Four Poems by Roseanne Freed

 




Datura

 

On a hike in Malibu Creek State Park,

the Ranger points to a plant

with large, white, trumpet-like flowers.

This is Datura, aka jimsonweed.

Her flowers emit an erotic scent at dusk

but the leaves have a nasty smell.

Chumash Indians used the leaves

to encourage visions

 

before he finishes speaking 

the woman next to me bends down

to rub a leaf…

 

Beware of Datura. It’s highly toxic.

Once on a hike a woman touched a leaf

rubbed her eye

and had such severe hallucinations

we had to rush her to emergency.

 

My neighbour looks as if she’s going to faint.

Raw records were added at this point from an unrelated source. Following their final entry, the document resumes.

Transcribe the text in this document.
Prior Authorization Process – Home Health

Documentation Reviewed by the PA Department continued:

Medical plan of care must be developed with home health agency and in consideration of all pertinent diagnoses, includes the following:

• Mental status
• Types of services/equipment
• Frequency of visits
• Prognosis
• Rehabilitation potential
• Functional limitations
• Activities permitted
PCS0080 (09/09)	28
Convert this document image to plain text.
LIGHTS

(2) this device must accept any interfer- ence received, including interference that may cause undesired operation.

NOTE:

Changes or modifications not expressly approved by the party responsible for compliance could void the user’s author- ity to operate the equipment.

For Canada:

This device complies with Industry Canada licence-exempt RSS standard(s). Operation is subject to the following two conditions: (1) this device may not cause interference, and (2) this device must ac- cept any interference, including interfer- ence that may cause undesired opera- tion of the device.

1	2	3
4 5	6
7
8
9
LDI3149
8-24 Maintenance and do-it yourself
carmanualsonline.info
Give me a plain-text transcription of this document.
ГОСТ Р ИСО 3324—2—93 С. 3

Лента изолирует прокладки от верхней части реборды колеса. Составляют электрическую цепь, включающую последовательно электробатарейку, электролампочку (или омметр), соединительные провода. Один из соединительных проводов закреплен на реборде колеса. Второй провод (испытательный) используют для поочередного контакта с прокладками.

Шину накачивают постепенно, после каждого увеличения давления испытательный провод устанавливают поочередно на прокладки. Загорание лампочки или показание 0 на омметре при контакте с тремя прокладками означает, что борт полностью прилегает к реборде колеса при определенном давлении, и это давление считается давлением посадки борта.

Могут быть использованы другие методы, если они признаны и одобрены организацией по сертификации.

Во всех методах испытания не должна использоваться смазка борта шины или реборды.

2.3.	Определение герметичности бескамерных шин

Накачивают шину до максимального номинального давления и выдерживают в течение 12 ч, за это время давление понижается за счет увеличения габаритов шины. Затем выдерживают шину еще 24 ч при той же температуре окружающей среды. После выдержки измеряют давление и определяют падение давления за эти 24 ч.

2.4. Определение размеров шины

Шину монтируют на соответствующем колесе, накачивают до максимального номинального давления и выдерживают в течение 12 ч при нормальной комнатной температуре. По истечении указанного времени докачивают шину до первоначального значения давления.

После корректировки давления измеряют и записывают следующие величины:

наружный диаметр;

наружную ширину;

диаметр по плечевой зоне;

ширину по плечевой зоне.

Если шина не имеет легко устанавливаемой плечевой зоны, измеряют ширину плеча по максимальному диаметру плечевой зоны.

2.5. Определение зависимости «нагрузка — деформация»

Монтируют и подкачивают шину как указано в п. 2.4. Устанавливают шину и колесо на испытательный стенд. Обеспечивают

I scratch her nose for her.


 

Middle Schoolers Today

 

Two buses of eleven-year-olds

from a North Hollywood school

for advanced studies, which I soon learn

 

is a euphemism for an ESL school

with low test scores. I’m one of the hike

leaders—nineteen in my group,

 

plus their teacher, and 'dos madres'.

There’s so much to see in a Wildlife Reserve,

I explain. We have a short time together

 

and there are a lot of you. Don’t talk.

Look and listen. Every tree and flower

has a name. Learn them. Become their friends.

 

I point to a red-tailed hawk on the tree

next to us, but the students carry on talking.

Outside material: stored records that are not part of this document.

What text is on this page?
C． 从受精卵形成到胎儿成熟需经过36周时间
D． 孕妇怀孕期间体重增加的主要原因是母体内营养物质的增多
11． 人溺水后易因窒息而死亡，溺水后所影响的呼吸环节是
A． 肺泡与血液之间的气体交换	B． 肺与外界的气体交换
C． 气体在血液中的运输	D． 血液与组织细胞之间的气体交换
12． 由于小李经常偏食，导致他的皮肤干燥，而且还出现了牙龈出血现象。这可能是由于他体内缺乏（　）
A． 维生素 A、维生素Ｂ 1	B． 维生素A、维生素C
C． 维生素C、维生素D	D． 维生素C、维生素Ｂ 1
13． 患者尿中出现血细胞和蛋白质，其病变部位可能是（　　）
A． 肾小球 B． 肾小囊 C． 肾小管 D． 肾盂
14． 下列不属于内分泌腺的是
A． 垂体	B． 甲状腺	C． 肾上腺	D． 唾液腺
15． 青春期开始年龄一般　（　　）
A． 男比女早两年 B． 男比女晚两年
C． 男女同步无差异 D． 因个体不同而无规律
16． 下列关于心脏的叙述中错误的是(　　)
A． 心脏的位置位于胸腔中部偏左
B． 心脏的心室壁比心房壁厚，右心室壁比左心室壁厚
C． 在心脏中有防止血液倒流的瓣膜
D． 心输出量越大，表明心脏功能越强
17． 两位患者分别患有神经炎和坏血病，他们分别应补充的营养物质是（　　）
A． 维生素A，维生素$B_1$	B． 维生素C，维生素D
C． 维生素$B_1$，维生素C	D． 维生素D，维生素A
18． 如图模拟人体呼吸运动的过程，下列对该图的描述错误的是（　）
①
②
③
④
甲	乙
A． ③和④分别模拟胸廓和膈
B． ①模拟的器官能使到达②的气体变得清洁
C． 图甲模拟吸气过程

I challenge them to be silent. They manage

 

for one minute, and don’t see the gopher

popping out the hole at our feet,

or the hummingbird above the Current 

 

Bush. If you’re quiet you’ll see bunnies,

I say and realize I’m talking to myself.

The teacher usually co-leads. I look

 

at her. From her body language I can see

she’s not teaching today. Has she given up?

The mothers keep interrupting

 

by taking photos of the group.

In frustration I blow on my whistle.

The kids jump in fright, and are silent

 

another minute. Ninety degrees today.

Everyone is sweating, but the girls

refuse to take off their sweatshirts.

 

No one acts the class clown.

No one complements me on my glasses.

No one comments when the Osprey

 

catches a fish in the lake in front

of us. Their only question:

When’s lunch?

 

I go home and weep.

 

 

“In the middle of war, he’s asking for poems”

Ilya Kaminsky. New York Times. March 13, 2022

 

Images on TV—

 

            women birthing babies

            in unheated basements. In the dark.

 

            a dog howling next to its family

            lying dead in the street.

 

            fathers waving to their wives & kids

            departing in the trains.

 

Ukrainian is a beautiful language.

What form of goodbye do the families

use at the train stations?

 

     Pa-pa? Bye-bye

     Chao kakao See you later, alligator?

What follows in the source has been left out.